The formula introduces a modern “epigenetic clock,” a tool for deciding a cell, tissue or organism’s age based on a reading of its epigenetics — chemical changes such as methylation that affect the genes are “off” or “on” without modifying the genetic sequence itself inherited.

Epigenetic shifts offer scientists clues to the age of a genome, Ideker said — much as wrinkles on a person’s face provide clues to their generation.

Ideker and others have previously published human epigenetic clocks but they are limited in that they can only be accurate for the specific individuals on whom the formulas were developed.
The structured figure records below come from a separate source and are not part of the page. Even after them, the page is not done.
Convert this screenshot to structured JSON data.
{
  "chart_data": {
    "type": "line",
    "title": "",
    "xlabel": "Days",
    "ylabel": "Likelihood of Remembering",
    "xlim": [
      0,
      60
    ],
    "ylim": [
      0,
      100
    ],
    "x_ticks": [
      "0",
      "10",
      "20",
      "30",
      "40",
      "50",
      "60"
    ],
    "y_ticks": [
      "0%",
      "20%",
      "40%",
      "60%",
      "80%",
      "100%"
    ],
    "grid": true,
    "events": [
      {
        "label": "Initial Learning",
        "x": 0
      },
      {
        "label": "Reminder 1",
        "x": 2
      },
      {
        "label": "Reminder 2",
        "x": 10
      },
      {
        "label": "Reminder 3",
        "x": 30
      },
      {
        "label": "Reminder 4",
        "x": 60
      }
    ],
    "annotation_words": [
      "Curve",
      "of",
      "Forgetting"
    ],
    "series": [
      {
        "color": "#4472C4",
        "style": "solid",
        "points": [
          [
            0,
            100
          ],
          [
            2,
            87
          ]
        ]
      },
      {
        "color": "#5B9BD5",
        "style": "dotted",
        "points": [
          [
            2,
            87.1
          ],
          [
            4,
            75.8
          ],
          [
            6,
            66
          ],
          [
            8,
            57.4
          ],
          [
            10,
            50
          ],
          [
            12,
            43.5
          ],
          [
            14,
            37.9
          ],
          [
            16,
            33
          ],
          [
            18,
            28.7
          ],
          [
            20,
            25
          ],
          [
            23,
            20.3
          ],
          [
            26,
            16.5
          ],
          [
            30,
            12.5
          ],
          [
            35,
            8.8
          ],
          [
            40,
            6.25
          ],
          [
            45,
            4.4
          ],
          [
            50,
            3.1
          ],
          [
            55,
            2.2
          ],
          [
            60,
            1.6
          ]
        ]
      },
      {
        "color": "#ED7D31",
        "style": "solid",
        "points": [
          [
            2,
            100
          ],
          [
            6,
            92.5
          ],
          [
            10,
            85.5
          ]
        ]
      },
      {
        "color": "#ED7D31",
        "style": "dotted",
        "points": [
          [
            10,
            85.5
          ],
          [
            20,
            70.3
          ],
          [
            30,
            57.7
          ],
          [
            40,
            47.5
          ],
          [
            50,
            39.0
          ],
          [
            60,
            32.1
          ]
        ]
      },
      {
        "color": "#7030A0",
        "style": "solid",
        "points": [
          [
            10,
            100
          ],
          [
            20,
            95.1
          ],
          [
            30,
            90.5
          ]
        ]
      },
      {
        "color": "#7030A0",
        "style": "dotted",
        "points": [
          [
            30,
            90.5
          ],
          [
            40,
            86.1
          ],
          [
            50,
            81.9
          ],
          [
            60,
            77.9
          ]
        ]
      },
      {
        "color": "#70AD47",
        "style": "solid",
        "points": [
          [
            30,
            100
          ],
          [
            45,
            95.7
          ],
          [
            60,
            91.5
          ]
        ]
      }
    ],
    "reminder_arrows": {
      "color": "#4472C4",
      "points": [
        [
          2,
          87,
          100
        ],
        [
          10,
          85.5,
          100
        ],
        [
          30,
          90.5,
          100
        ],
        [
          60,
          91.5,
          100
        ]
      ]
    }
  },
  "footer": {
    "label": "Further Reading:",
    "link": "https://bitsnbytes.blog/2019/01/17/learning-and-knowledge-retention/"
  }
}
They don’t translate to other species, possibly not even to others.
Ideker said it was Wang who got him the dog concept in the first place.

“We always look at humans, but humans are kind of boring,” he said. “So she convinced me we should study dog aging in a comparative way.”

For this reason, Ideker and Wang collaborated with dog genetics experts Danika Bannasch, DVM, PhD, professor of public health and reproduction at the UC Davis School of Veterinary Medicine, and Elaine Ostrander, PhD, head of the Cancer Genetics and Comparative Genomics Division at the National Institute of Human Genome Science, part of the National Institutes of Health. Bannasch provided some 105 Labrador retrievers with blood samples. Ostrander was the first to sequence the dog genome and provided useful data on its study.

Dogs are a fun species to research, Ideker said. Given how close they live with us, maybe more than any other animal, the environmental and chemical exposures of a dog are very similar to humans, receiving almost the same levels of health care. It is also important that we better understand their ageing process, he said, as veterinarians often use the old 1:7-year ratio to determine the age of a dog and use that information to guide diagnostic and treatment decisions.

What resulted from the analysis is a graph that can be used to align the dog’s age with equivalent age in humans (see map above). The comparison over time is not one ratio of 1:7. Particularly when the dogs are young, they age rapidly in comparison with humans. A one-year-old dog resembles a human who is 30 years old. A four-year – old dog is like a human age 52. Then, by the age of seven, dog aging slows down.

“This makes sense when you think about it — after all, a nine-month-old dog can have puppies, so we already knew that the 1:7 ratio wasn’t an accurate measure of age,” Ideker said.

One drawback of the current epigenetic clock, according to Ideker, is that it was designed using a single dog breed, so it is understood that certain dog breeds live longer than others. More research will be needed, but since it’s accurate for both humans and mice and Labrador retrievers, he predicts the clock will apply to all breeds of dogs.

Next, the researchers plan on testing other dog breeds, determining whether the results hold up using saliva samples, and testing mouse models to see what happens to their epigenetic markers when you try to prolong their lives with a variety of interventions.

Meanwhile Ideker, like many other dog owners, is now looking a little differently at his own canine companion.

“I have a six-year-old dog — she still runs with me, but I’m now realizing that she’s not as ‘young’ as I thought she was,” Ideker said.